There are bits in the film which Arnie couldn’t be aware of - like when the baddies are tracking him across town before he goes to Mars - which can’t be parts of his imaginary spy adventure (though I get the feeling this has been thoroughly gone over since the 90’s on the internet…).

Not Quite. The bridge crew walk and talk in very subdued tones before the incident. There is a sense that they have to keep quiet which, of course, is totally unnecissary. It was done to mimick Run Silent Run Deep but it forgets the fact Space is a vacuum. I over look it because at the time it was far ahead of anything else on TV for Sci Fi… (Lost in space anyone?) and it is one of the best episodes of the series.

But how’s this for Stupid moments on Film. Star Trek TMP. We have a super sophisticated almost godlike probe that was originally from earth and rekajiggered by super smarty pants robots.

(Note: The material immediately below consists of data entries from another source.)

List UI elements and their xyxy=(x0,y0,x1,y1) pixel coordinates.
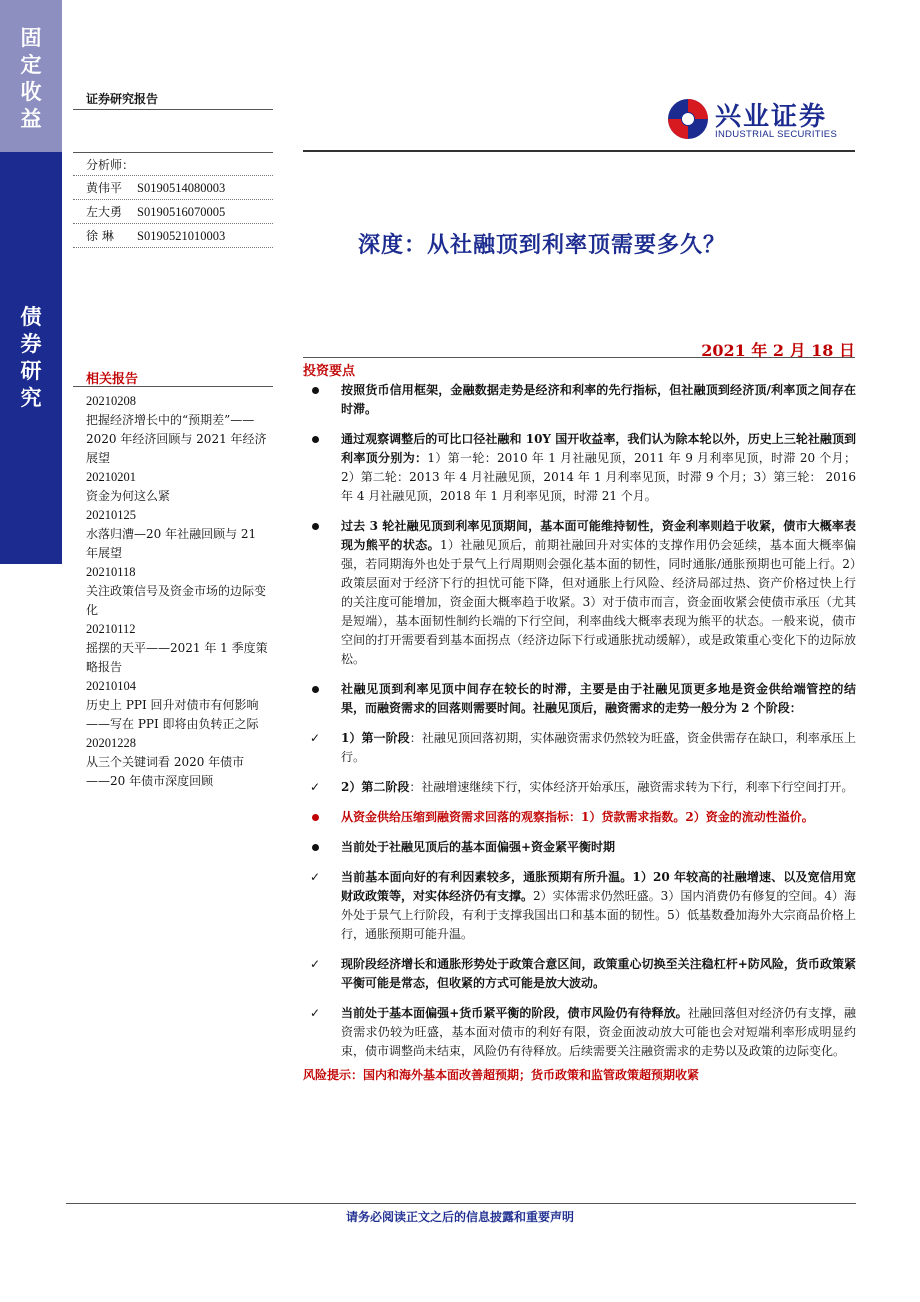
logo-text-cn: 兴业证券 xyxy=(715,102,828,132)
bullet-body-text: 社融回落但对经济仍有支撑，融资需求仍较为旺盛，基本面对债市的利好有限，资金面波动放大可能也会对短端利率形成明显约束，债市调整尚未结束，风险仍有待释放。后续需要关注融资需求的走势以及政策的边际变化。 xyxy=(341,1006,856,1058)
related-report-item[interactable] xyxy=(86,506,268,563)
bullet-item xyxy=(300,838,856,857)
side-label-char: 研 xyxy=(20,358,42,383)
check-icon: ✓ xyxy=(309,731,321,745)
bullet-bold-text: 现阶段经济增长和通胀形势处于政策合意区间，政策重心切换至关注稳杠杆+防风险，货币政策紧平衡可能是常态，但收紧的方式可能是放大波动。 xyxy=(341,957,856,990)
bullet-item xyxy=(300,778,856,797)
related-report-title: 把握经济增长中的“预期差”——2020 年经济回顾与 2021 年经济展望 xyxy=(86,413,267,465)
side-label-char: 固 xyxy=(20,25,42,50)
bullet-item xyxy=(300,868,856,944)
related-report-title: 关注政策信号及资金市场的边际变化 xyxy=(86,584,267,617)
side-label-char: 收 xyxy=(20,79,42,104)
analyst-list xyxy=(73,152,273,248)
report-title: 深度：从社融顶到利率顶需要多久？ xyxy=(358,232,727,258)
bullet-bold-text: 当前处于基本面偏强+货币紧平衡的阶段，债市风险仍有待释放。 xyxy=(341,1006,688,1020)
bullet-bold-text: 当前处于社融见顶后的基本面偏强+资金紧平衡时期 xyxy=(341,840,616,854)
company-logo xyxy=(667,96,857,146)
analyst-name: 徐 琳 xyxy=(86,229,114,243)
related-report-date: 20210104 xyxy=(86,679,136,693)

It gains conciousness, because of all the knowledge it has acquired (Apparently all the knowledge of the Universe cause its super brain is full), and names itself… V’ger. Why? Well that is because it can’t read it’s own name plate.

“V’ger in another reality I could have called you friend but your reading comprehension skills are deplorable.”

Actually, the bridge crew were talking in low voices (which can be justified as a psychological thing).